The alcohol in sparkling drinks reaches the bloodstream quickly, and a champagne hangover can be vicious. (Though anyone who can afford enough of it to get hungover can probably afford time to lie around recuperating). In moderation, though, it's forgiving - "the only drink that leaves a woman beautiful," according to popular lore.

8 The Champagne Information Bureau: 58 Jermyn Street, London SW1Y 6LX

POP YOUR CORK FOR THESE

Here is a list of ideas for the festive season, suggested by the Champagne Information Bureau, tasted and heartily recommended by Real Life. Some are well-known, some less so. Cheers, Merry Christmas, Happy New Year.

Ayala, creamy, fruity.

Albert Beerens Brut Reserve, special offer of pounds 12.99 from Bibendum Wine (tel 0171-916 7706), hefty, full-bodied.

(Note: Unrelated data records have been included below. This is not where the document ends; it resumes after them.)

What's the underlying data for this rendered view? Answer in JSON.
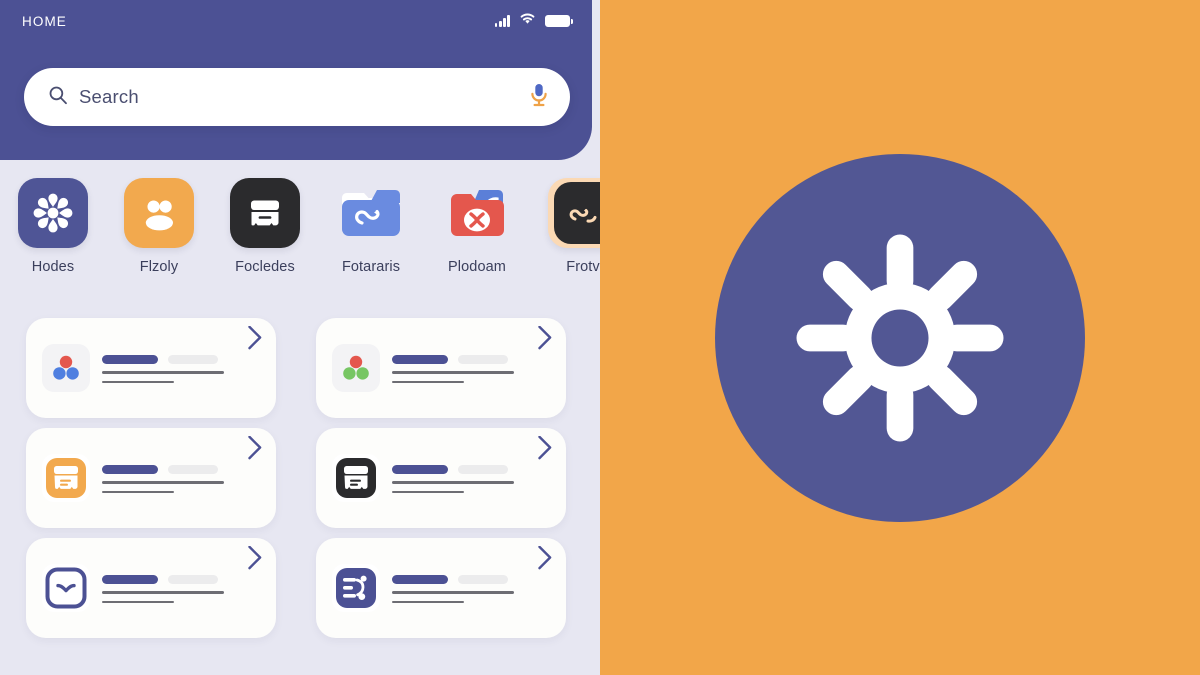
{
  "colors": {
    "header_indigo": "#4c5194",
    "page_bg": "#e7e7f2",
    "card_bg": "#fdfdfb",
    "accent_orange": "#f2a649",
    "panel_disc": "#525794",
    "bar_dark": "#4c5194",
    "bar_ghost": "#ececed",
    "text_dark": "#3b3f5c"
  },
  "phone": {
    "statusbar": {
      "title": "HOME",
      "icons": [
        "signal-icon",
        "wifi-icon",
        "battery-icon"
      ]
    },
    "search": {
      "placeholder": "Search",
      "search_icon": "search-icon",
      "mic_icon": "microphone-icon"
    },
    "apps": [
      {
        "label": "Hodes",
        "icon": "flower-asterisk-icon",
        "tile_color": "#4f5596",
        "glyph_color": "#ffffff"
      },
      {
        "label": "Flzoly",
        "icon": "people-group-icon",
        "tile_color": "#f2a94e",
        "glyph_color": "#ffffff"
      },
      {
        "label": "Focledes",
        "icon": "archive-box-icon",
        "tile_color": "#2b2b2d",
        "glyph_color": "#ffffff"
      },
      {
        "label": "Fotararis",
        "icon": "folder-swirl-icon",
        "tile_color": "#6a8be0",
        "glyph_color": "#ffffff"
      },
      {
        "label": "Plodoam",
        "icon": "folder-x-badge-icon",
        "tile_color": "#e4574d",
        "glyph_color": "#ffffff"
      },
      {
        "label": "Frotv",
        "icon": "swirl-icon",
        "tile_color": "#fbd9b4",
        "glyph_color": "#2b2b2d"
      }
    ],
    "cards": [
      {
        "icon": "three-circles-red-blue-icon",
        "icon_bg": "#f3f3f5",
        "arrow": "arrow-up-right-icon"
      },
      {
        "icon": "three-circles-red-green-icon",
        "icon_bg": "#f3f3f5",
        "arrow": "arrow-up-right-icon"
      },
      {
        "icon": "orange-archive-icon",
        "icon_bg": "#ffffff",
        "arrow": "arrow-up-right-icon"
      },
      {
        "icon": "dark-archive-icon",
        "icon_bg": "#ffffff",
        "arrow": "arrow-up-right-icon"
      },
      {
        "icon": "chevron-down-box-icon",
        "icon_bg": "#ffffff",
        "arrow": "arrow-up-right-icon"
      },
      {
        "icon": "list-branch-icon",
        "icon_bg": "#4c5194",
        "arrow": "arrow-up-right-icon"
      }
    ]
  },
  "panel": {
    "background_color": "#f2a649",
    "disc_color": "#525794",
    "icon": "gear-settings-icon",
    "icon_color": "#ffffff",
    "gear_teeth": 8
  }
}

Billecart Salmon Brut Reserve, pounds 18.99, fruity. Bollinger Special Cuvee, rich, full-bodied.

Bruno Paillard, light, delicate.

Lanson Black Label, pounds 17-pounds 18, fruity, dry.

Laurent Perrier, pounds 18.49, light, fruity.

Mumm Cordon Rouge, fruity, fresh.

Pannier, hefty, fruity.

Perrier-Jouet Grand Brut, pounds 16.99, perfumed.

Taittinger Brut Reserve, pounds 20.99, dry, light.

Veuve Clicquot Brut Yellow Label, around pounds 21, fruity, fresh, light.

Veuve Delaroy Brut Reserve, special offer of pounds 9.99 from Bibendum Wine, light, crisp. (Where a stockist is not mentioned, try any good wine merchant or off-licence. Own brands can also be good value - Victoria Wine's own- brand 1989 vintage is on special offer of pounds 15.99 until 3 January.)